Это было странно, потому что он был не какой-
нибудь милиционер, а настоящий профессор, он был
сильнее нас, и больше, и толще, и ученей в тысячу
раз… Но вот вышли из кабинета те двое, которые
были спокойны и уверены в своей полноценности,
они вышли с победой и пошли домой, пожелав нам
успеха, а мы, восемнадцать прочих, остались со своей
непоправимой бедой, несмываемым пятном на теле и
репутации.
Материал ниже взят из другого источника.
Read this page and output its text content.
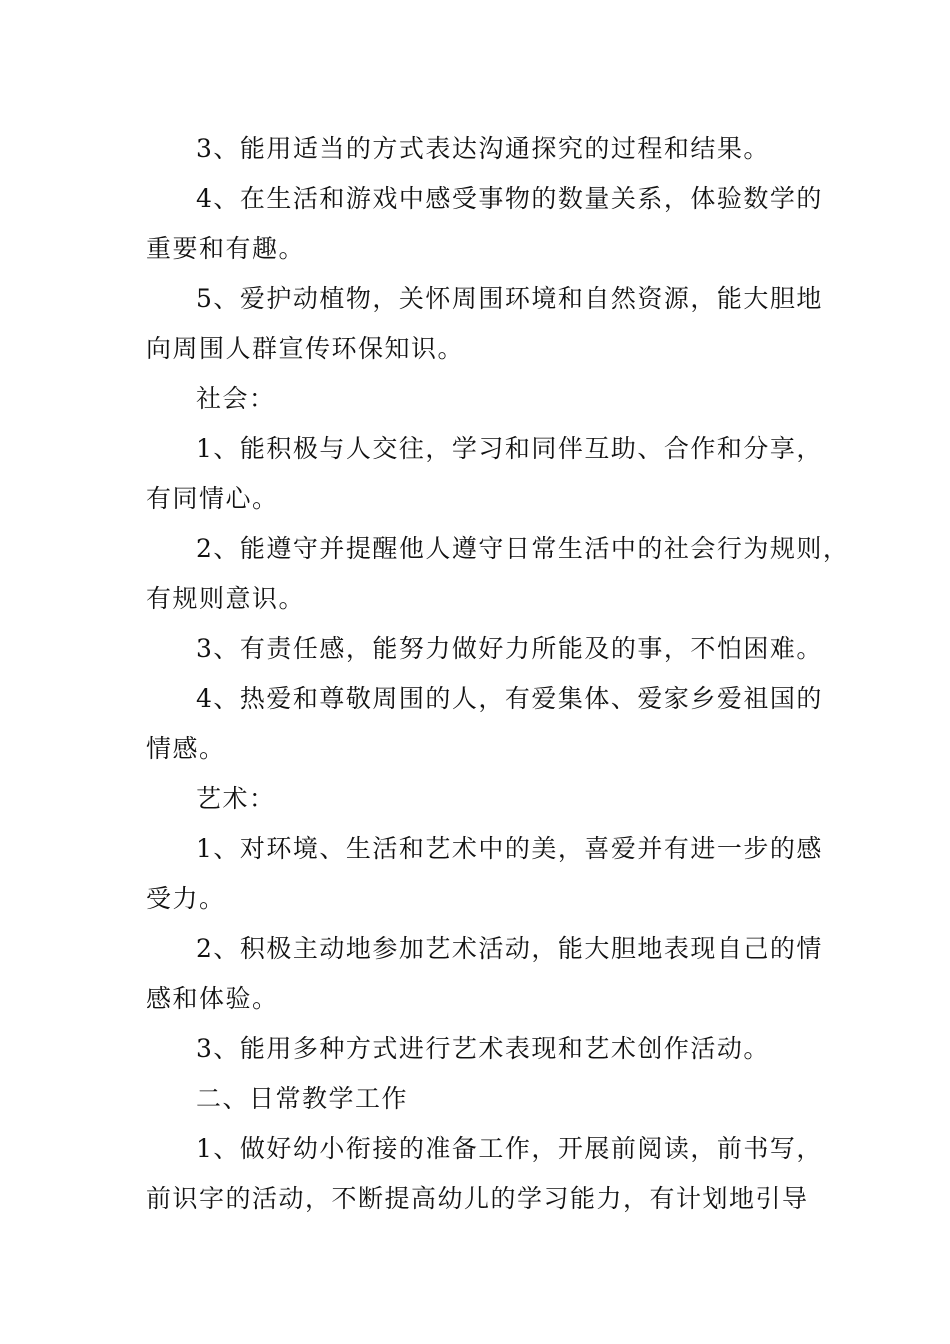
3、能用适当的方式表达沟通探究的过程和结果。
4、在生活和游戏中感受事物的数量关系，体验数学的
重要和有趣。
5、爱护动植物，关怀周围环境和自然资源，能大胆地
向周围人群宣传环保知识。
社会：
1、能积极与人交往，学习和同伴互助、合作和分享，
有同情心。
2、能遵守并提醒他人遵守日常生活中的社会行为规则，
有规则意识。
3、有责任感，能努力做好力所能及的事，不怕困难。
4、热爱和尊敬周围的人，有爱集体、爱家乡爱祖国的
情感。
艺术：
1、对环境、生活和艺术中的美，喜爱并有进一步的感
受力。
2、积极主动地参加艺术活动，能大胆地表现自己的情
感和体验。
3、能用多种方式进行艺术表现和艺术创作活动。
二、日常教学工作
1、做好幼小衔接的准备工作，开展前阅读，前书写，
前识字的活动，不断提高幼儿的学习能力，有计划地引导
Время шло, половина из наших, неполноценных,
уже побывала за профессорской дверью, они
выходили как-то странно, как выходит иногда в поликлинике
человек из кабинета врача, застегиваясь на
ходу с виноватой улыбкой, потому что могут не понять,
зачем спускали ему штанишки — чтобы сделать
клизму или чтобы взять сок предстательной железы.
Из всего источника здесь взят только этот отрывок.